Albuquerque assinala que a pandemia da covid-19 e as mudanças climáticas ampliaram a desigualdade social e, consequentemente, a insegurança alimentar entre os mais pobres. Ela diz que esse cenário pode acelerar o surgimento de uma cadeia de problemas.
“Sem dinheiro na gestação, a mãe troca uma carne por uma salsicha ou uma fruta por suco em pó. Isso aumenta a chance de doenças crônicas para ela e restringe o crescimento intraútero do bebe. Se ela passa fome, isso reduz o tecido nervoso do bebê, dificulta a formação dos rins e ele já nasce desnutrido”, afirmou.
A médica afirma que esse fator aumenta as chances de as crianças desenvolverem um quadro de ansiedade e depressão, além de infecções. Uma criança desnutrida, conta ela, tem 16 vezes mais chance de morrer de pneumonia quando comparada a uma com o peso normal. Ela terá problemas de aprendizado por conta de dificuldades cognitivas e neurológicas.
“O organismo dela vai se programar para a falta de alimento e, por conta desse fenótipo poupador, quando entrar na vida adulta, ela terá grande chance de desenvolver obesidade. Isso ocorre porque o corpo dela foi feito para poupar energia. Ela acumula gordura no fígado e no abdômen. Isso eleva o risco de diabetes e hipertensão. A criança vai sendo programada para ser um adulto doente”, afirma.

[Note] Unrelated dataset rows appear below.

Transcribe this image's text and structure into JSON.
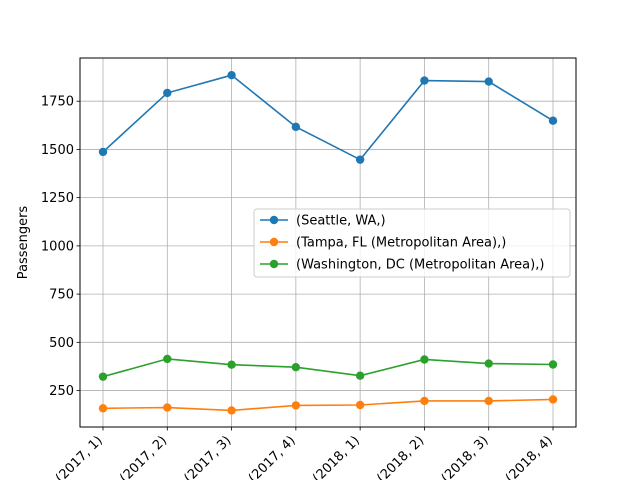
{
  "chart_data": {
    "type": "line",
    "categories": [
      "(2017, 1)",
      "(2017, 2)",
      "(2017, 3)",
      "(2017, 4)",
      "(2018, 1)",
      "(2018, 2)",
      "(2018, 3)",
      "(2018, 4)"
    ],
    "series": [
      {
        "name": "(Seattle, WA,)",
        "color": "#1f77b4",
        "values": [
          1487,
          1793,
          1885,
          1617,
          1447,
          1857,
          1852,
          1649
        ]
      },
      {
        "name": "(Tampa, FL (Metropolitan Area),)",
        "color": "#ff7f0e",
        "values": [
          158,
          162,
          147,
          173,
          175,
          196,
          196,
          204
        ]
      },
      {
        "name": "(Washington, DC (Metropolitan Area),)",
        "color": "#2ca02c",
        "values": [
          322,
          414,
          384,
          371,
          327,
          411,
          390,
          385
        ]
      }
    ],
    "title": "",
    "xlabel": "",
    "ylabel": "Passengers",
    "yticks": [
      250,
      500,
      750,
      1000,
      1250,
      1500,
      1750
    ],
    "ylim": [
      61,
      1974
    ],
    "grid": true,
    "legend_position": "center-right"
  }
}
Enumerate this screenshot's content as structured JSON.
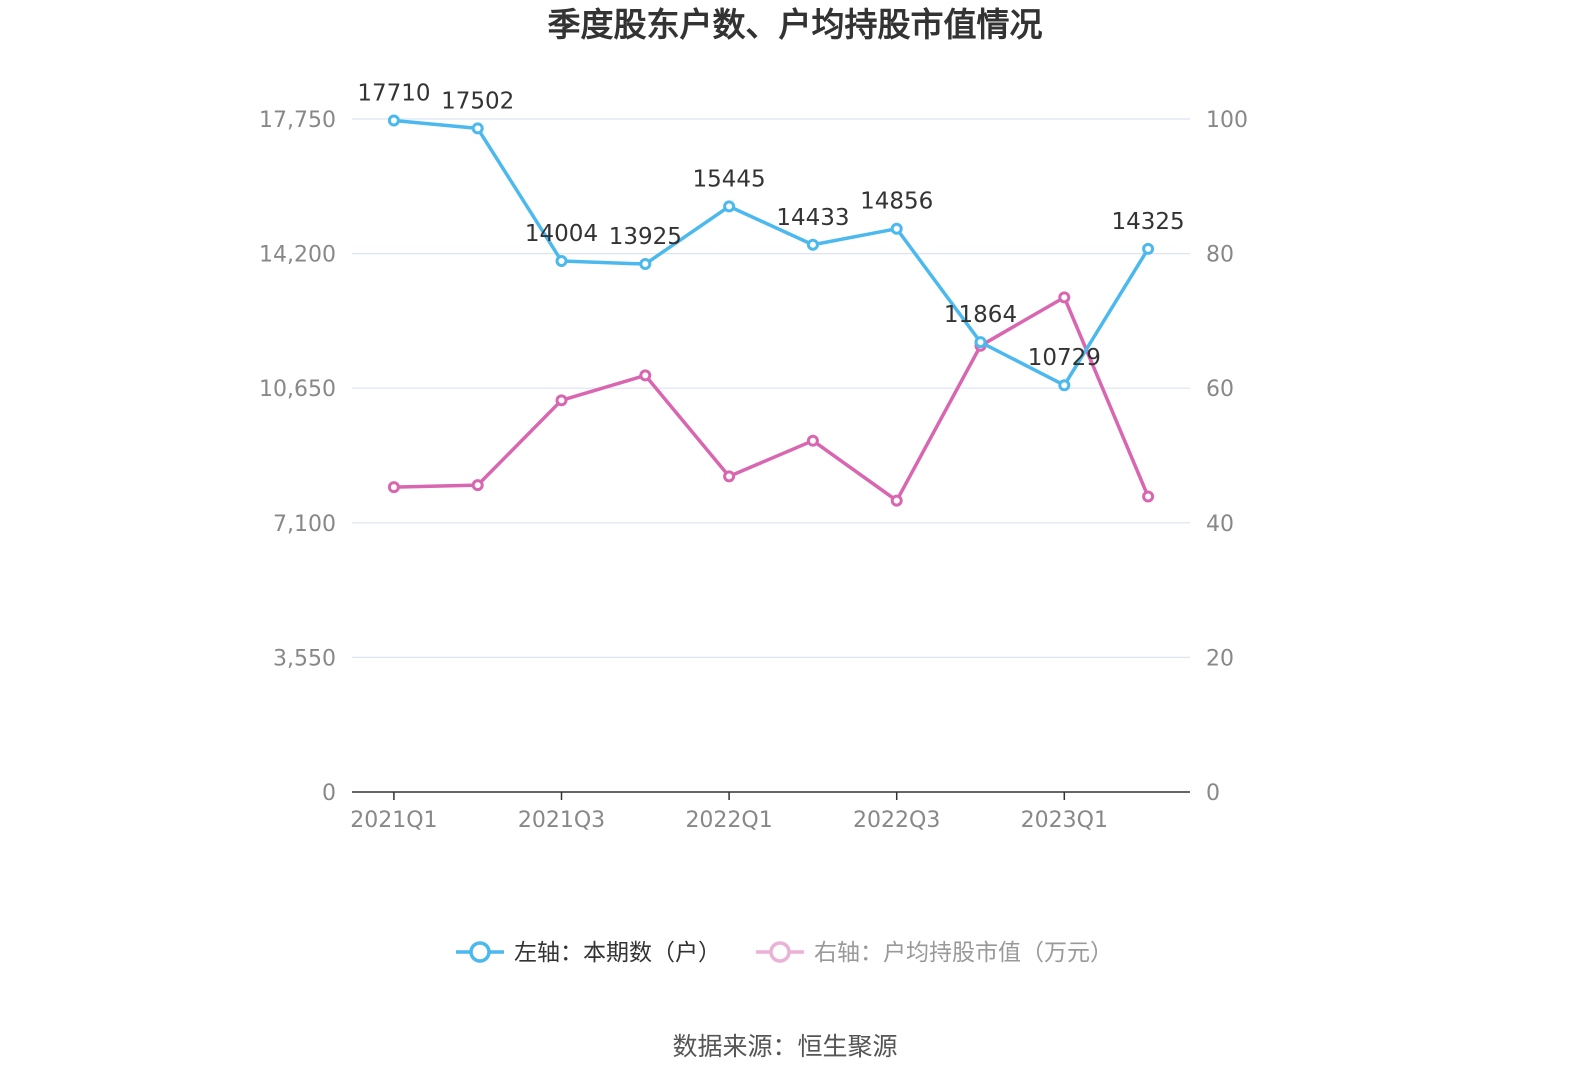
{
  "chart_data": {
    "type": "line",
    "title": "季度股东户数、户均持股市值情况",
    "categories": [
      "2021Q1",
      "2021Q2",
      "2021Q3",
      "2021Q4",
      "2022Q1",
      "2022Q2",
      "2022Q3",
      "2022Q4",
      "2023Q1",
      "2023Q2"
    ],
    "x_tick_labels": [
      "2021Q1",
      "2021Q3",
      "2022Q1",
      "2022Q3",
      "2023Q1"
    ],
    "left_axis": {
      "ticks": [
        "0",
        "3,550",
        "7,100",
        "10,650",
        "14,200",
        "17,750"
      ],
      "ylim": [
        0,
        17750
      ]
    },
    "right_axis": {
      "ticks": [
        "0",
        "20",
        "40",
        "60",
        "80",
        "100"
      ],
      "ylim": [
        0,
        100
      ]
    },
    "grid": true,
    "legend_position": "bottom",
    "series": [
      {
        "name": "左轴：本期数（户）",
        "axis": "left",
        "color": "#4cb9ee",
        "values": [
          17710,
          17502,
          14004,
          13925,
          15445,
          14433,
          14856,
          11864,
          10729,
          14325
        ],
        "labels": [
          "17710",
          "17502",
          "14004",
          "13925",
          "15445",
          "14433",
          "14856",
          "11864",
          "10729",
          "14325"
        ]
      },
      {
        "name": "右轴：户均持股市值（万元）",
        "axis": "right",
        "color": "#d966b0",
        "values": [
          45.3,
          45.6,
          58.2,
          61.9,
          46.9,
          52.2,
          43.3,
          66.3,
          73.5,
          43.9
        ]
      }
    ],
    "source": "数据来源：恒生聚源"
  }
}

A médica, que também faz parte de um grupo de estudos da Universidade de São Paulo (USP) diz que isso gera “um ônus enorme” para o indivíduo e para a sociedade. Albuquerque defende que o governo deveria subsidiar a produção de alimentos mais saudáveis e pequenos produtores, em vez de grandes indústrias de alimentos industrializados.
“Não faz sentido um refrigerante ser subsidiado pelo Estado. É um absurdo os ultraprocessados serem mais acessíveis. Mas isso acontece porque há uma lógica de mercado. A agricultura faz uma monocultura e aumenta o custo. Isso favorece o grande produtor e a monocultura”, diz ela.